Even oral decisions, they argue, will result in reduced transparency and decreased accountability. Proponents may not have “symmetrical access to communications and evidence presented to the Staff,” and other companies and shareholders/potential proponents will lose the “predictive understanding of Staff thinking, while the lack of transparency prevents legislative oversight.”

In the event that Corp Fin did not agree to rescind the policy, the five organizations offer five suggestions to reduce “uncertainty and conflict”:

  1. Employ the new policy only in exceptional circumstances, and initially, only on a pilot basis “until the implications are better understood.”
  2. Establish a set of criteria to guide the staff and the market as to when the new policy will be employed or, at a minimum, explain the use of the options on a case-by-case basis. As examples, the letter suggests that the staff might note that it is declining to take a position but “that this does not preclude later referring the matter for enforcement.”

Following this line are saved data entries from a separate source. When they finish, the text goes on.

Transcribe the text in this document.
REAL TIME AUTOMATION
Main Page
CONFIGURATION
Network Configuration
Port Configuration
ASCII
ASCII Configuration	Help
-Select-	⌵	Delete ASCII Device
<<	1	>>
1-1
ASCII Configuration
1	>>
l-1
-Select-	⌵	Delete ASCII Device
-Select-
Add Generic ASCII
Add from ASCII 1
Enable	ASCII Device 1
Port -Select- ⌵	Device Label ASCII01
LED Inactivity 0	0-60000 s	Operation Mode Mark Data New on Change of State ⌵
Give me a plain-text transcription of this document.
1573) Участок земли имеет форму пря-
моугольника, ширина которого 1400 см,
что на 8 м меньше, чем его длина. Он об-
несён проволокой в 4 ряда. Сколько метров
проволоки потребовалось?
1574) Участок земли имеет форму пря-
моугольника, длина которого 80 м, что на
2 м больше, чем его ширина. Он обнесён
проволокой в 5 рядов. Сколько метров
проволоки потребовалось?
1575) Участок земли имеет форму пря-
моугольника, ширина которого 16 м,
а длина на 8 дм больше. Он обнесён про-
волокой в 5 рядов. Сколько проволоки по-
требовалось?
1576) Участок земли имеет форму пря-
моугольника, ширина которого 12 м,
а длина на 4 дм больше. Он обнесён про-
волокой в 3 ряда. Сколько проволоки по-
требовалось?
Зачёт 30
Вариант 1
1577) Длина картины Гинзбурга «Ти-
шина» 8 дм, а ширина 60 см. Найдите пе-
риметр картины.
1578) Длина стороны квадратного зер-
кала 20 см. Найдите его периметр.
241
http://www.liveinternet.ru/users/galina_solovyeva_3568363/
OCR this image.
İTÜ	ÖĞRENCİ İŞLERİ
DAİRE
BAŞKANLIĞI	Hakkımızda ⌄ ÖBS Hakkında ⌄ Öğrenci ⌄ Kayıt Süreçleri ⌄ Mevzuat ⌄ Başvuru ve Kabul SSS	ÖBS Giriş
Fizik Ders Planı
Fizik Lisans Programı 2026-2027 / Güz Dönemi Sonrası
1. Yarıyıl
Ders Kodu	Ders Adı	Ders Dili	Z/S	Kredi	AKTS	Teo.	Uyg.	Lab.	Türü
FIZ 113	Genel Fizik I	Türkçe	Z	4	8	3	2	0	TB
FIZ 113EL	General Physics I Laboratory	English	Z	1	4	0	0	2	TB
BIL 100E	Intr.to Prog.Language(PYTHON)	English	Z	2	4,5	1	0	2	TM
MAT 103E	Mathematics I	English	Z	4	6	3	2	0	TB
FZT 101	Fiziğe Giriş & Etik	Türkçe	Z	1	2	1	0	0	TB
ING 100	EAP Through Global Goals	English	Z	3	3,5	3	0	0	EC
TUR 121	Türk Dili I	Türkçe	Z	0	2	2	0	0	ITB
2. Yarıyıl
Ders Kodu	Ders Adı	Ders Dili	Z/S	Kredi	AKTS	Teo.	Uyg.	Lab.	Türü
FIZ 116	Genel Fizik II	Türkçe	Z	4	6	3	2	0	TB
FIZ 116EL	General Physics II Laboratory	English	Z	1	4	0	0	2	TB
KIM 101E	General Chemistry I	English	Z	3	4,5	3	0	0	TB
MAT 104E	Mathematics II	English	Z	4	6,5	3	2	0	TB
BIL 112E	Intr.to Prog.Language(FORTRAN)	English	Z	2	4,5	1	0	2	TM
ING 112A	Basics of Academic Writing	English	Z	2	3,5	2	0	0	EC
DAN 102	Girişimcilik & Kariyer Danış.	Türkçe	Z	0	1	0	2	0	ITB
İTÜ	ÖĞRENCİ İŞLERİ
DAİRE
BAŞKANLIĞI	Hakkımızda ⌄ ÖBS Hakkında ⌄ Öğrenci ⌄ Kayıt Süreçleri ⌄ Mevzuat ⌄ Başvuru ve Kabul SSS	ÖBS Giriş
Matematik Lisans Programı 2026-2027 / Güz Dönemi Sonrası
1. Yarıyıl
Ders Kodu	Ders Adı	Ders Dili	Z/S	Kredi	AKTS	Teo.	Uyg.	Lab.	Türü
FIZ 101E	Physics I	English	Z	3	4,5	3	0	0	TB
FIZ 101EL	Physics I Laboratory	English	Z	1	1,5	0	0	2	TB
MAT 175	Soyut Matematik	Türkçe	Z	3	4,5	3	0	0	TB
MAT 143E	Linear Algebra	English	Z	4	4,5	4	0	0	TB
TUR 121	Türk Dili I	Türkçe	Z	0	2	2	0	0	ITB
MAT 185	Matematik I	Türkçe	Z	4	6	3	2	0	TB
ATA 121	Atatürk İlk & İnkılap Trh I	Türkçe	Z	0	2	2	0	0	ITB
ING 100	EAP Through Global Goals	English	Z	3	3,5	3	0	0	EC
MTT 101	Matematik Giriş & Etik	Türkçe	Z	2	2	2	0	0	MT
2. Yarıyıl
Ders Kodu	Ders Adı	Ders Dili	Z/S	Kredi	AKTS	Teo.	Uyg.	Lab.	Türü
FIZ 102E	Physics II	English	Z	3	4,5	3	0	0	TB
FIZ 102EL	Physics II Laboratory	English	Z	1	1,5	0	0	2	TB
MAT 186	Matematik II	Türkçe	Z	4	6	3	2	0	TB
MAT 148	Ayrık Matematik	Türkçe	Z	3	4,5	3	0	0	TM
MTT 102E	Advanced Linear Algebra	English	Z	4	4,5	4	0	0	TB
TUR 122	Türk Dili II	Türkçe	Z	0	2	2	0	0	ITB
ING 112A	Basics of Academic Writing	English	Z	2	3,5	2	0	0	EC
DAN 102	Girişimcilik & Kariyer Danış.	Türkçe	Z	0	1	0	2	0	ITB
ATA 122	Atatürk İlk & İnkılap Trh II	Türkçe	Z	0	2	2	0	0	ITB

  3. Advise the parties early in process if the staff will decline to take a position so that proponents can avoid “futile efforts and expenditures…to prepare a proponent’s response for the Staff’s consideration, and allow time to pursue litigation. Conversely, [the organizations] seek clarification as to whether the Staff will await a response from the proponent before choosing one of these forms of disposition.”
  4. If the staff indicates its disposition of the request for no action online, post the correspondence from both the company and the proponent as well (which would be consistent with current practice generally and seems to be the plan).
  5. Provide “procedural safeguards for oral decisions [to] ensure fair and symmetrical information and access by the parties,” such as conference calls involving both companies and proponents.